Carnation - Where Death Lies
(2020) - death metal - Label : Season Of Mist



Dans la multitude des sorties estampillées death old school, il est parfois difficile de s’enthousiasmer, de trouver le disque qui saura vous transporter réellement, davantage que lors des primes écoutes. Nombreuses sont en effet les formations à ne proposer qu’une énième copie carbone de ce qui a été fait par le passé.

Carnation est de ceux-là. De jeunes Belges qui entendent rendre hommage à une scène death très ancrée dans le début des années 1990. Leur premier album a cependant fait parler de lui, grâce à de véritables qualités, mais également quelques défauts, ce qui est tout à fait excusable pour une première offrande. Les prestations live de la troupe n’ont fait qu’accroitre sa réputation d’espoir du death belge. Voici donc venue l’heure si délicate de se présenter avec un second enregistrement et de savoir si les espérances de beaucoup seront confirmées. Qu’il soit annoncé, sans ambages : rien n’a quasiment bougé. Ne vous attendez pas à une révolution musicale en écoutant Where Death Lies. L’ensemble est toujours ancré dans le swedeath, les lignes de guitares ne trompent en effet personne sur l’inspiration de Carnation. Le groupe semble s’être imposé une limitation de vitesse drastique. Pas de risque de se faire contrôler et verbaliser ici pour excès de célérité. Pas de quoi envisager une kyrielle de passages trop lents cependant, mais les compositions élaborées ici demeurent mesurées en termes de vivacité. Quelques blasts maîtrisés sont pourtant de la partie, sans chercher à dépasser le mur du son.
La force des Flamands réside dans leur capacité à être efficaces, sans oublier de faire montre de puissance et de virulence. De très bonnes choses, il y en a sur cet album. Du riff costaud et bien violent, dont le meilleur exemple est "Where Death Lies", le meilleur moment de ces quarante minutes de musique. L’aspect mélodique n’est pas oublié, quelques soli se frayant une place au milieu de ce puissant maelström, dès le massif et introductif "Iron Discipline" ou sur le très bon "Spirit Excision". Les vocaux de Simon Duson sont une fois encore excellents et magnifient la musique de ses acolytes. Ils sont bien profonds et évoquent toujours l’un des géants du genre, George Corpsegrinder. Carnation ne s’est pourtant pas contenté de recopier un premier album en y gommant quelques scories. Il a tenté quelques originalités, en témoigne le clavier qui annonce "Reincarnation" et apporte de fait un aspect moins brutal. Le mid tempo qui s’ensuit, sans être désagréable, casse quelque peu la dynamique en marche. Et le final "In Chasms Abysmal" aura du mal à retrouver la fougue du début. Lourd au possible mais trop long, il laisse émerger un chant clair peu assuré. L’on comprend aisément que la formation a cherché à proposer autre chose que du death classique, sans parvenir à pleinement convaincre.

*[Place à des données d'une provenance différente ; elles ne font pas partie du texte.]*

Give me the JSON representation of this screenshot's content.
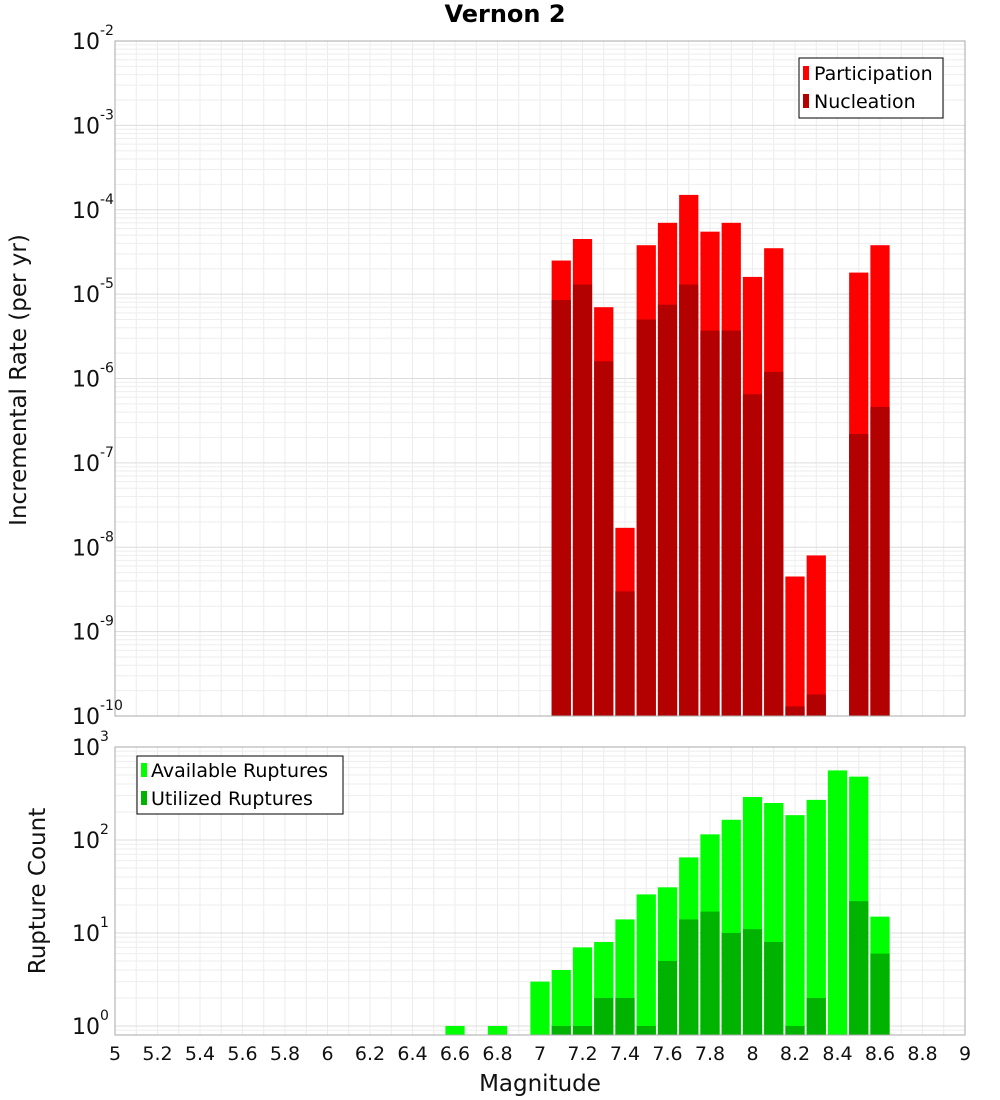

Le deuxième album de Carnation est donc bien conforme à nos attentes. Il y présente la suite logique de Chapel of Abhorrence, à savoir un death des plus classiques, maîtrisé et puissant. Sans totalement subjuguer, il faut reconnaitre aux Belges leur propension à travailler de nombreux détails qui les place parmi les meilleurs représentants du style actuellement. Espérons que le futur les verra encore grandir et ne pas perdre cette hargne qui les caractérise.